York Gin, a London Dry gin, was launched on the 1st March 2018, earlier this year. Their second expression York Gin Cocoa was launched on 1st August and soon after York Gin Roman Fruit on the 27th August. Four months post-launch of the classic dry York Gin it won a silver medal in Spirits Business masters 2018 and was shortlisted for three awards at the Gin Awards 2018. Phew!
Handmade in York
Recipes are developed in a dinky little copper 2L alembic column still but the gin proper is made in a copper still called Ebor, after the Roman Eboracum. All the gin is hand-made, hand bottled and labelled.
They have nailed the branding and bottle. The label design is a respectful nod to Yorks history with a drawing of the ancient city walls and a black cat called Rutterkin, cats being a symbol of York. Even the font was chosen for its historic credentials being a 17th century ‘Fell’ font. The bottle is a solid no-nonsense square brick.
“After months of experimenting, honing, tasting, discussing and more tasting we perfected our classic recipe that is both smooth and balanced.”
The aroma is definitely juniper and pleasantly so with a citrus and floral edge. The taste is lemon citrus up front with a traditional but not heavy juniper to follow. Cardamom is there but held back and not allowed to dominate, as it so easily could. A faint spiciness adds complexity.
It really is a very good gin served with plain tonic and a twist of lemon zest, nothing more. I enjoyed this gin immensely. It’s flavourful while remaining sophisticated and not getting carried away with the botanicals.
“You can’t compromise on your ingredients if you’re serious about making a beautiful finished product.”
York Gin Cocoa
The York Gin Company collaborated with York Cocoa Works to create a gin distilled with cocoa nibs. And if you are wondering what a cocoa nib is, as I did and had to look it up, it is the heart of the bean with the finest flavour. The gin recipe is the same as the York Dry but with the addition of Peruvian cocoa nibs, distilled not infused.
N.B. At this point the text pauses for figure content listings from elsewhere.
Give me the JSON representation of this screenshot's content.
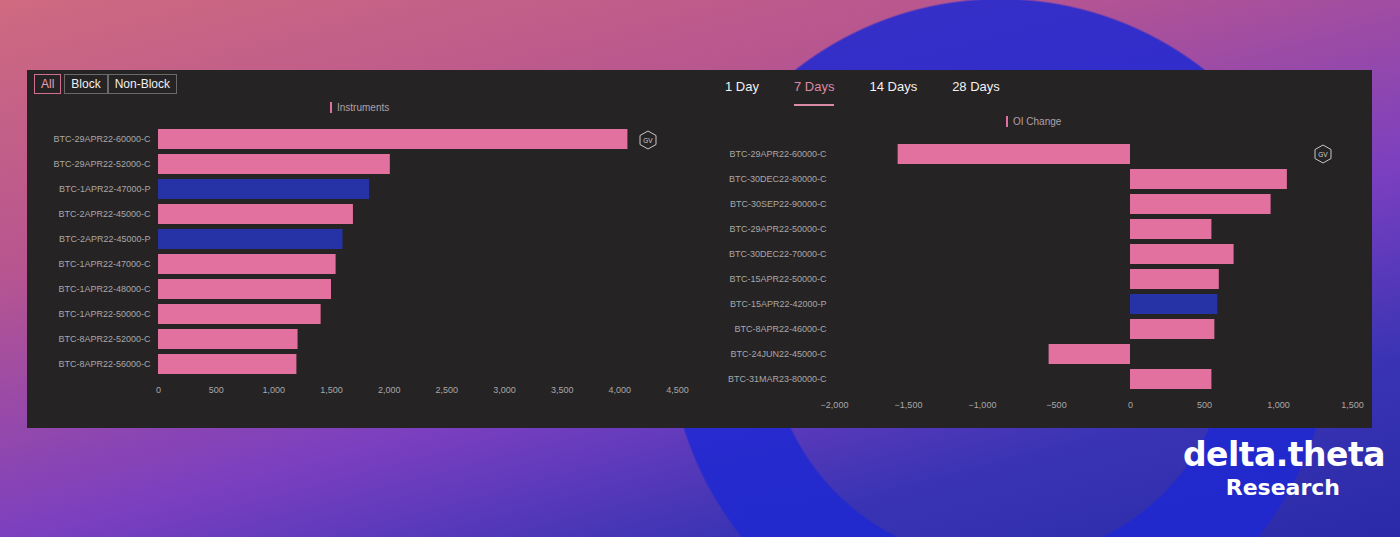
{
  "filters": [
    "All",
    "Block",
    "Non-Block"
  ],
  "active_filter": "All",
  "periods": [
    "1 Day",
    "7 Days",
    "14 Days",
    "28 Days"
  ],
  "active_period": "7 Days",
  "badge": "GV",
  "brand": {
    "name": "delta.theta",
    "subtitle": "Research"
  },
  "chart_data": [
    {
      "type": "bar",
      "orientation": "horizontal",
      "title": "Instruments",
      "categories": [
        "BTC-29APR22-60000-C",
        "BTC-29APR22-52000-C",
        "BTC-1APR22-47000-P",
        "BTC-2APR22-45000-C",
        "BTC-2APR22-45000-P",
        "BTC-1APR22-47000-C",
        "BTC-1APR22-48000-C",
        "BTC-1APR22-50000-C",
        "BTC-8APR22-52000-C",
        "BTC-8APR22-56000-C"
      ],
      "values": [
        4070,
        2010,
        1830,
        1690,
        1600,
        1540,
        1500,
        1410,
        1210,
        1200
      ],
      "colors": [
        "#e3719f",
        "#e3719f",
        "#2633a6",
        "#e3719f",
        "#2633a6",
        "#e3719f",
        "#e3719f",
        "#e3719f",
        "#e3719f",
        "#e3719f"
      ],
      "xlim": [
        0,
        4500
      ],
      "xticks": [
        0,
        500,
        1000,
        1500,
        2000,
        2500,
        3000,
        3500,
        4000,
        4500
      ],
      "grid": false
    },
    {
      "type": "bar",
      "orientation": "horizontal",
      "title": "OI Change",
      "categories": [
        "BTC-29APR22-60000-C",
        "BTC-30DEC22-80000-C",
        "BTC-30SEP22-90000-C",
        "BTC-29APR22-50000-C",
        "BTC-30DEC22-70000-C",
        "BTC-15APR22-50000-C",
        "BTC-15APR22-42000-P",
        "BTC-8APR22-46000-C",
        "BTC-24JUN22-45000-C",
        "BTC-31MAR23-80000-C"
      ],
      "values": [
        -1570,
        1060,
        950,
        550,
        700,
        600,
        590,
        570,
        -550,
        550
      ],
      "colors": [
        "#e3719f",
        "#e3719f",
        "#e3719f",
        "#e3719f",
        "#e3719f",
        "#e3719f",
        "#2633a6",
        "#e3719f",
        "#e3719f",
        "#e3719f"
      ],
      "xlim": [
        -2000,
        1500
      ],
      "xticks": [
        -2000,
        -1500,
        -1000,
        -500,
        0,
        500,
        1000,
        1500
      ],
      "grid": false
    }
  ]
}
York Gin Cocoa was a surprise. I was expecting it to be quite nasty. I couldn’t see how chocolate and juniper would happily share a glass together. But I was wrong. The aroma was of chocolate but rich and dry, not cloyingly sweet. The difference was like instant coffee is to barista coffee.
The taste was junipery enough to still taste like gin but combined with a dry cocoa flavour. I served the Cocoa with a light tonic, an orange slice and a cinnamon stick. Well, you need something to poke the orange slice with. It is different and will suit contemporary ginthusiasts more than the juniper brigade but I liked it a lot.
York Gin Roman Fruit
Veni! Vidi! Bibi! I came! I saw! I drank!
Inspired by its Roman heritage, York Gin is the base in which hibiscus, apples, strawberries and berries are all infused to create a rather lovely rich red colour.
The aroma is fruity and floral with a sweet fruity taste to match. This is another contemporary gin that will please those who like their gin juniper-lite. I served it with a Mediterranean tonic, lemon zest twist and fresh raspberry.
It was my least favourite of the gins but that’s no reflection on the quality of the gin and more my personal preference. It was a well-made gin and I liked it overall.
In reading about the history of York and how these gins take reference from such a rich heritage set me wondering what next from the York Gin Company? Are we to expect a Viking inspired gin? Something tells me it won’t be long before a new expression is galloping out of the York Gates.
Many thanks to the York Gin Company for sending me a delightful trio of their gins. This article represents my honest views. And would I buy a bottle? You bet. I’m off to buy the York Gin original, my favourite of the three.